Buradan insan ilişkilerine geçelim. Malum “insan” sözcüğüne doğanın acımasız değerlerinden bir tık yukarıda değer atfetmeyi son birkaç yüz yılda geliştiriyoruz. Nedir o? Zayıfları korumak, güçsüzlere yardım etmek, çocukları el üstünde tutmak hatta ister güçlü ister zayıf olsun her insanla empati kurabilmek gibi insanca tabirini kullandığımız değerler.
Peki bu insanca davranış kavramı tüm insanlar için geçerli mi? Maalesef henüz değil. Henüz o “yüz maymun eşiğini” aşamadık. (Yüz maymun bir deney. Merak edenler internette arayabilir. Eğlenceli sonuçları var.)
İşte geri kalmışlık ve gelişmişlik tanımlamaları da tam burada kendini gösteriyor. Gelişmişlik söylemini zenginlik kavramıyla karıştırmamak gerek. Örneğin ülkeler bazında bakarsak, Amerika zengindir ama gelişmiş bir ülke değildir. Neye göre mi? Bakınız Norveç suç ortalaması, Amerika suç ortalaması. Hatta şiddet suçlarına bakarak bile bu karara varabiliriz.
Gelişmiş ülkeler sosyal devletle yönetilirler. Devletin önceliği halkıdır. Ve halkına adaletle yaklaşır, eşit şartlarda yaşamaları için hizmet götürür.
Geri kalmışlıksa korkunç bir talihtir. Çünkü sürekli aynı çamur girdabında patinaj hali yaşanır. Geri kalmış ülkenin insanları fakir, yöneticileri açgözlüdür. Bakınız Afrika ülkeleri. Devlet adı altındaki silahlı örgüt, halkına zulmeder. Diş geçiremediği emperyalist ülkelerle işbirliği içindedir ve memleketin doğal kaynakları ülkenin kendi bütünlüğüne harcanmak şurada dursun, (güya) devleti yönetenlerin iç ettiği üç beş kuruş karşılığında, kan emicilere peşkeş çekilir.

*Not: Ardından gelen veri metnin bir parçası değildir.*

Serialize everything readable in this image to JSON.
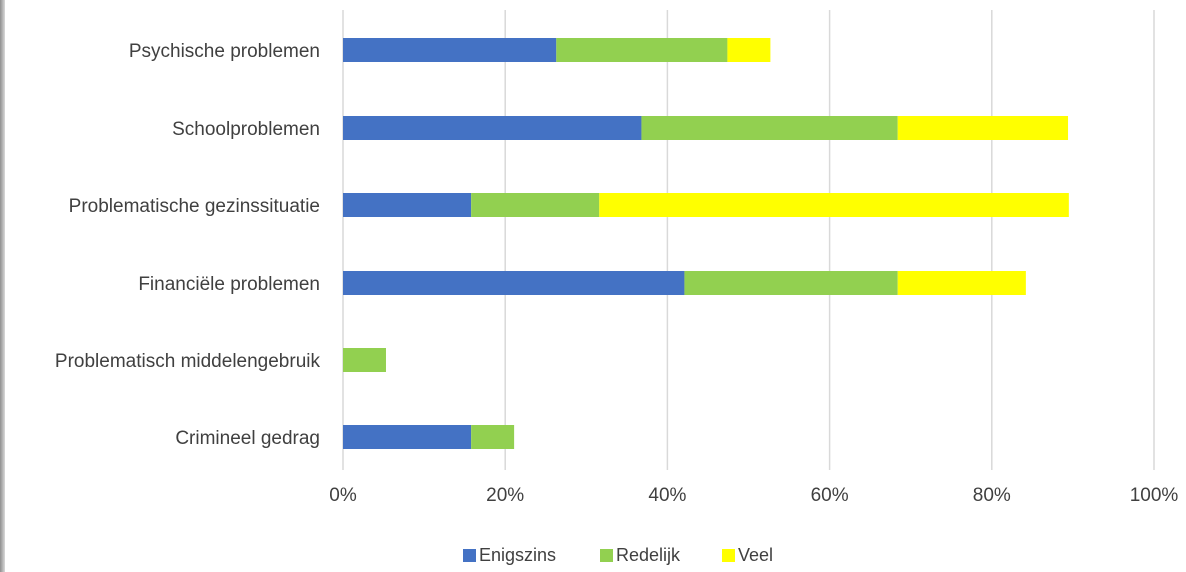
{
  "chart_data": {
    "type": "bar",
    "orientation": "horizontal",
    "stacked": true,
    "categories": [
      "Psychische problemen",
      "Schoolproblemen",
      "Problematische gezinssituatie",
      "Financiële problemen",
      "Problematisch middelengebruik",
      "Crimineel gedrag"
    ],
    "series": [
      {
        "name": "Enigszins",
        "color": "#4472C4",
        "values": [
          26.3,
          36.8,
          15.8,
          42.1,
          0,
          15.8
        ]
      },
      {
        "name": "Redelijk",
        "color": "#92D050",
        "values": [
          21.1,
          31.6,
          15.8,
          26.3,
          5.3,
          5.3
        ]
      },
      {
        "name": "Veel",
        "color": "#FFFF00",
        "values": [
          5.3,
          21.0,
          57.9,
          15.8,
          0,
          0
        ]
      }
    ],
    "xlim": [
      0,
      100
    ],
    "xticks": [
      "0%",
      "20%",
      "40%",
      "60%",
      "80%",
      "100%"
    ],
    "title": "",
    "xlabel": "",
    "ylabel": "",
    "grid": "vertical",
    "legend_position": "bottom"
  }
}
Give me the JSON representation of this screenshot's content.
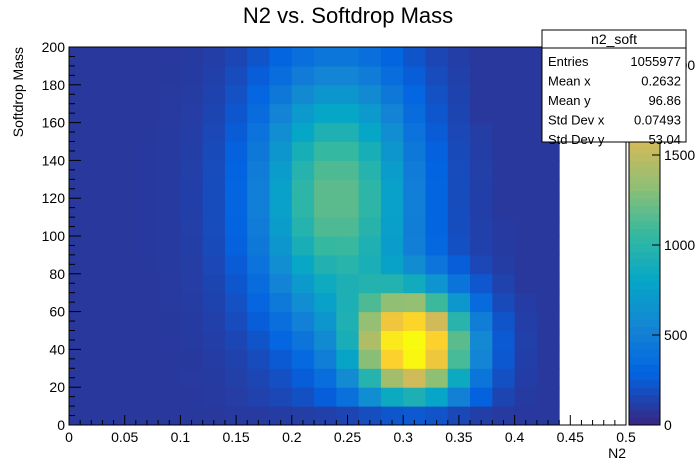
{
  "chart_data": {
    "type": "heatmap",
    "title": "N2 vs. Softdrop Mass",
    "xlabel": "N2",
    "ylabel": "Softdrop Mass",
    "xlim": [
      0,
      0.5
    ],
    "ylim": [
      0,
      200
    ],
    "x_ticks": [
      "0",
      "0.05",
      "0.1",
      "0.15",
      "0.2",
      "0.25",
      "0.3",
      "0.35",
      "0.4",
      "0.45",
      "0.5"
    ],
    "y_ticks": [
      "0",
      "20",
      "40",
      "60",
      "80",
      "100",
      "120",
      "140",
      "160",
      "180",
      "200"
    ],
    "z_ticks": [
      "0",
      "500",
      "1000",
      "1500",
      "2000"
    ],
    "z_max": 2100,
    "x_bins": 25,
    "y_bins": 20,
    "density_peak": {
      "x": 0.31,
      "y": 42
    },
    "stats": {
      "name": "n2_soft",
      "rows": [
        {
          "label": "Entries",
          "value": "1055977"
        },
        {
          "label": "Mean x",
          "value": "0.2632"
        },
        {
          "label": "Mean y",
          "value": "96.86"
        },
        {
          "label": "Std Dev x",
          "value": "0.07493"
        },
        {
          "label": "Std Dev y",
          "value": "53.04"
        }
      ]
    },
    "palette": [
      "#352a87",
      "#0363e1",
      "#1485d4",
      "#06a7c6",
      "#38b99e",
      "#92bf73",
      "#d9ba56",
      "#fcce2e",
      "#f9fb0e"
    ]
  }
}
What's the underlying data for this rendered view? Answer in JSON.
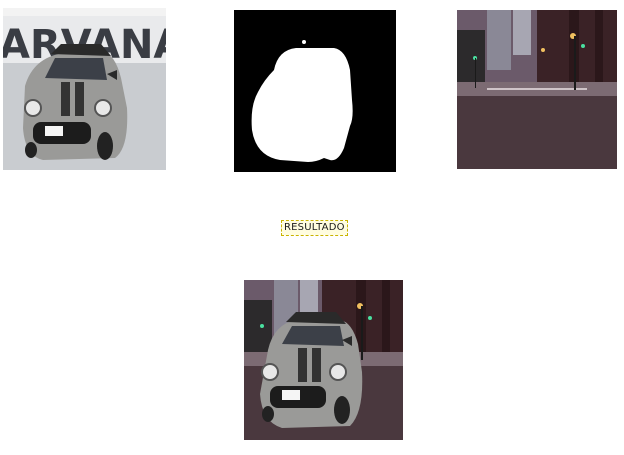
{
  "images": {
    "input_car": {
      "sign_text": "ARVANA"
    },
    "mask": {},
    "background": {},
    "result": {}
  },
  "result_label": "RESULTADO"
}
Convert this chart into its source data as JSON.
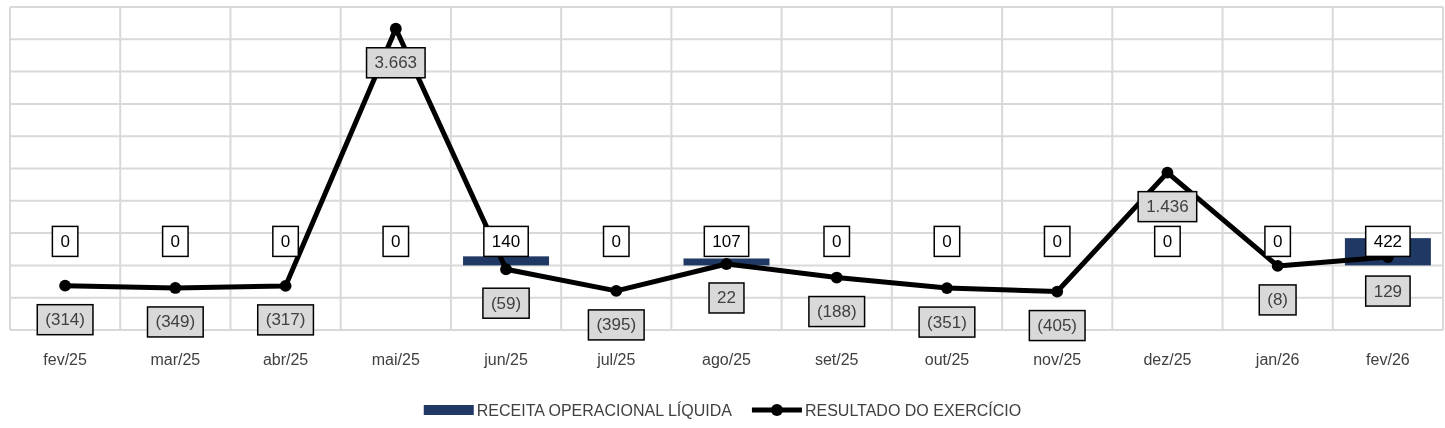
{
  "chart_data": {
    "type": "bar",
    "categories": [
      "fev/25",
      "mar/25",
      "abr/25",
      "mai/25",
      "jun/25",
      "jul/25",
      "ago/25",
      "set/25",
      "out/25",
      "nov/25",
      "dez/25",
      "jan/26",
      "fev/26"
    ],
    "series": [
      {
        "name": "RECEITA OPERACIONAL LÍQUIDA",
        "color": "#1f3864",
        "values": [
          0,
          0,
          0,
          0,
          140,
          0,
          107,
          0,
          0,
          0,
          0,
          0,
          422
        ],
        "value_labels": [
          "0",
          "0",
          "0",
          "0",
          "140",
          "0",
          "107",
          "0",
          "0",
          "0",
          "0",
          "0",
          "422"
        ]
      },
      {
        "name": "RESULTADO DO EXERCÍCIO",
        "type": "line",
        "color": "#000000",
        "values": [
          -314,
          -349,
          -317,
          3663,
          -59,
          -395,
          22,
          -188,
          -351,
          -405,
          1436,
          -8,
          129
        ],
        "value_labels": [
          "(314)",
          "(349)",
          "(317)",
          "3.663",
          "(59)",
          "(395)",
          "22",
          "(188)",
          "(351)",
          "(405)",
          "1.436",
          "(8)",
          "129"
        ]
      }
    ],
    "ylim": [
      -1000,
      4000
    ],
    "yticks": [
      {
        "value": -1000,
        "label": null
      },
      {
        "value": -500,
        "label": null
      },
      {
        "value": 0,
        "label": null
      },
      {
        "value": 500,
        "label": null
      },
      {
        "value": 1000,
        "label": null
      },
      {
        "value": 1500,
        "label": null
      },
      {
        "value": 2000,
        "label": null
      },
      {
        "value": 2500,
        "label": null
      },
      {
        "value": 3000,
        "label": null
      },
      {
        "value": 3500,
        "label": null
      },
      {
        "value": 4000,
        "label": null
      }
    ],
    "tick_labels": "x",
    "grid": true,
    "legend": "bottom",
    "marker": "circle",
    "line_style": "solid"
  }
}
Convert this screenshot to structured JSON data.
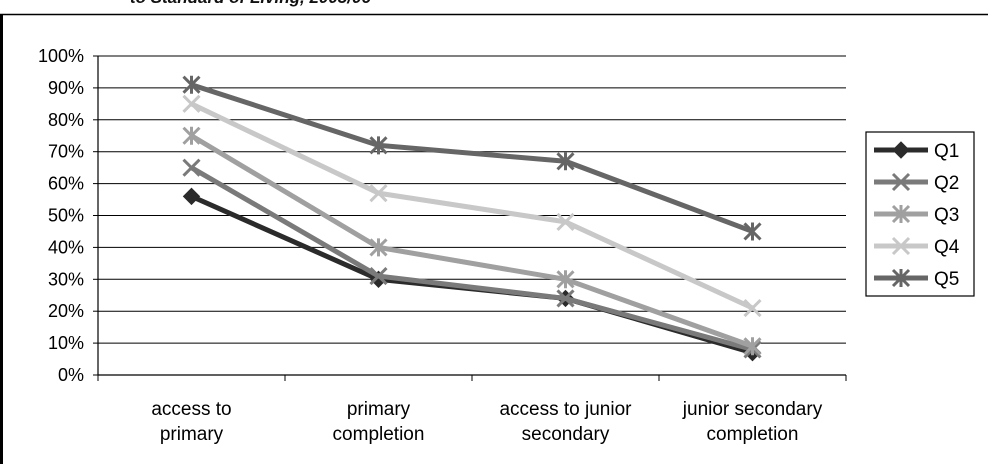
{
  "header": {
    "clipped_title": "to Standard of Living, 2005/06"
  },
  "chart_data": {
    "type": "line",
    "categories": [
      [
        "access to",
        "primary"
      ],
      [
        "primary",
        "completion"
      ],
      [
        "access to junior",
        "secondary"
      ],
      [
        "junior secondary",
        "completion"
      ]
    ],
    "y_ticks": [
      "0%",
      "10%",
      "20%",
      "30%",
      "40%",
      "50%",
      "60%",
      "70%",
      "80%",
      "90%",
      "100%"
    ],
    "ylim": [
      0,
      100
    ],
    "grid": "horizontal",
    "legend_position": "right",
    "series": [
      {
        "name": "Q1",
        "values": [
          56,
          30,
          24,
          7
        ],
        "color": "#2b2b2b",
        "marker": "diamond"
      },
      {
        "name": "Q2",
        "values": [
          65,
          31,
          24,
          8
        ],
        "color": "#7a7a7a",
        "marker": "x"
      },
      {
        "name": "Q3",
        "values": [
          75,
          40,
          30,
          9
        ],
        "color": "#a0a0a0",
        "marker": "asterisk"
      },
      {
        "name": "Q4",
        "values": [
          85,
          57,
          48,
          21
        ],
        "color": "#c8c8c8",
        "marker": "x"
      },
      {
        "name": "Q5",
        "values": [
          91,
          72,
          67,
          45
        ],
        "color": "#666666",
        "marker": "asterisk"
      }
    ]
  }
}
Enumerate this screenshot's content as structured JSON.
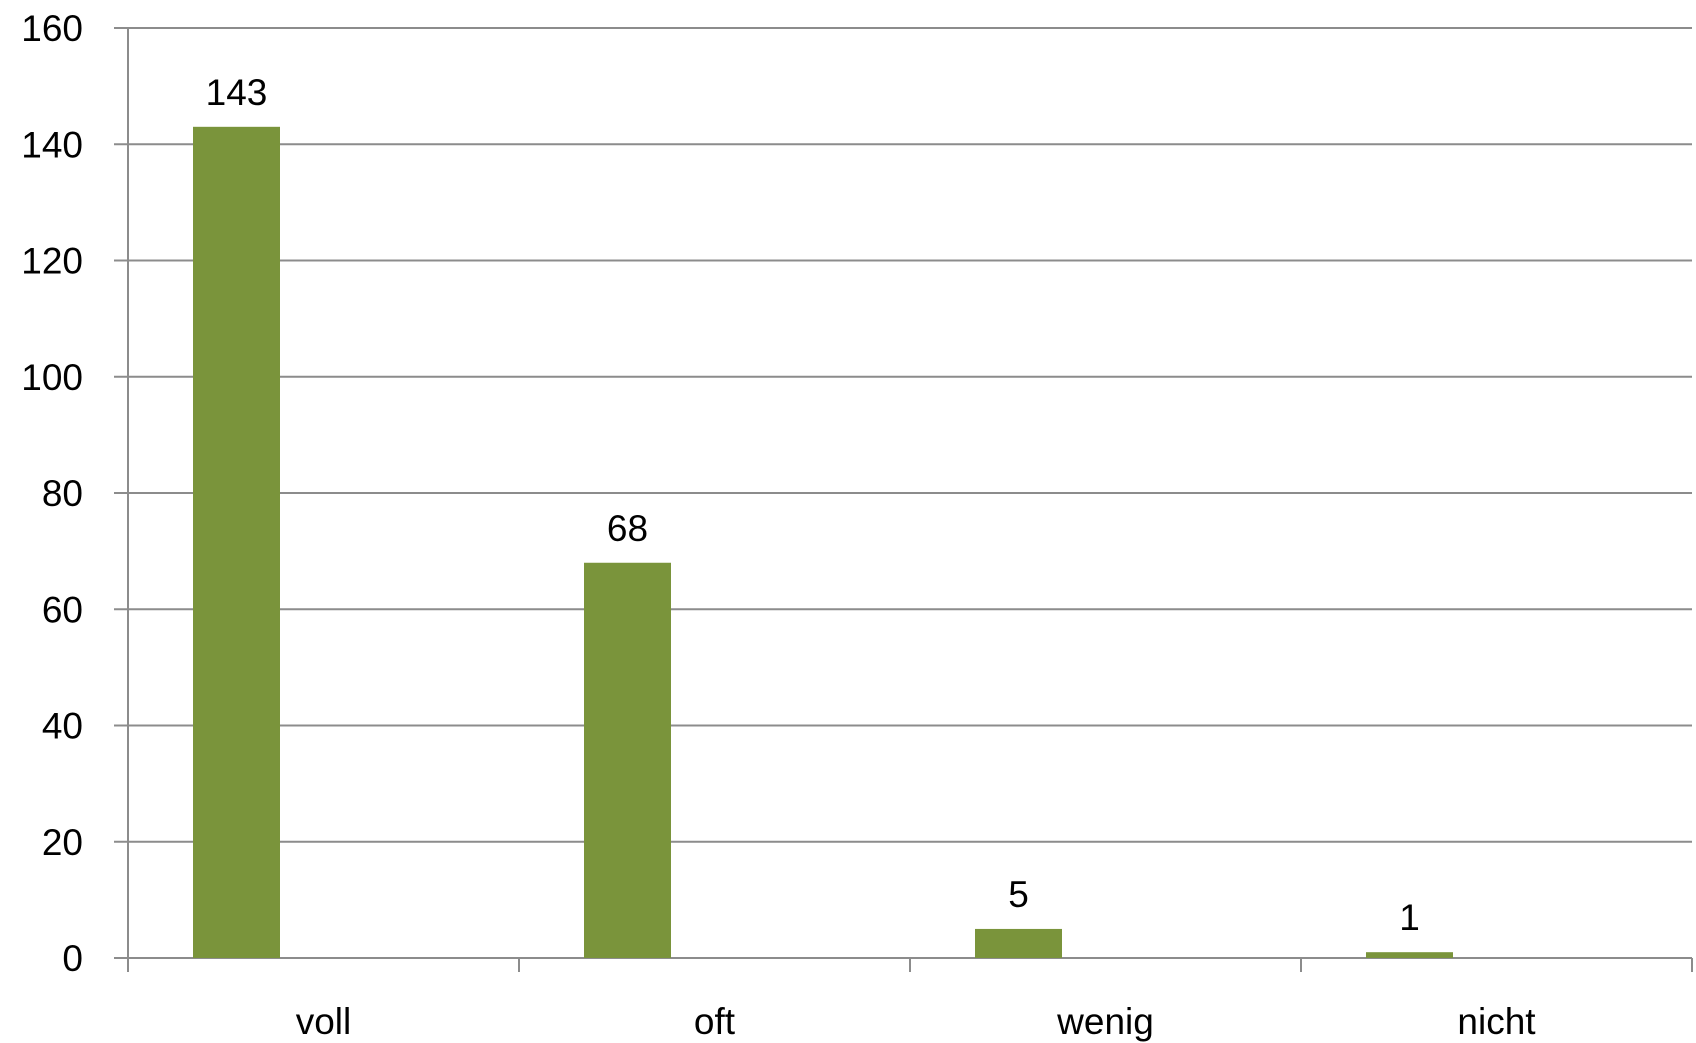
{
  "chart_data": {
    "type": "bar",
    "categories": [
      "voll",
      "oft",
      "wenig",
      "nicht"
    ],
    "values": [
      143,
      68,
      5,
      1
    ],
    "data_labels": [
      "143",
      "68",
      "5",
      "1"
    ],
    "y_ticks": [
      0,
      20,
      40,
      60,
      80,
      100,
      120,
      140,
      160
    ],
    "ylim": [
      0,
      160
    ],
    "title": "",
    "xlabel": "",
    "ylabel": "",
    "grid": true,
    "legend": "none",
    "bar_color": "#7a943b",
    "grid_color": "#8c8c8c",
    "axis_color": "#8c8c8c"
  }
}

Ve işte şöyle yukarıdan, atmosfer dışından dünyaya baktığınızda, insan insanın düşmanıdır ve güçlüler zayıfları, yine zayıfların yardımıyla ezer.
Bu girdaba dönüşmüş patinajı kırmanın tek yolu bilim rehberliğinde programlanmış zengin eğitim içeriğidir. Fakat fakir ülke eğitime ayıramadığı bütçeyle bu hedefi asla yakalayamaz.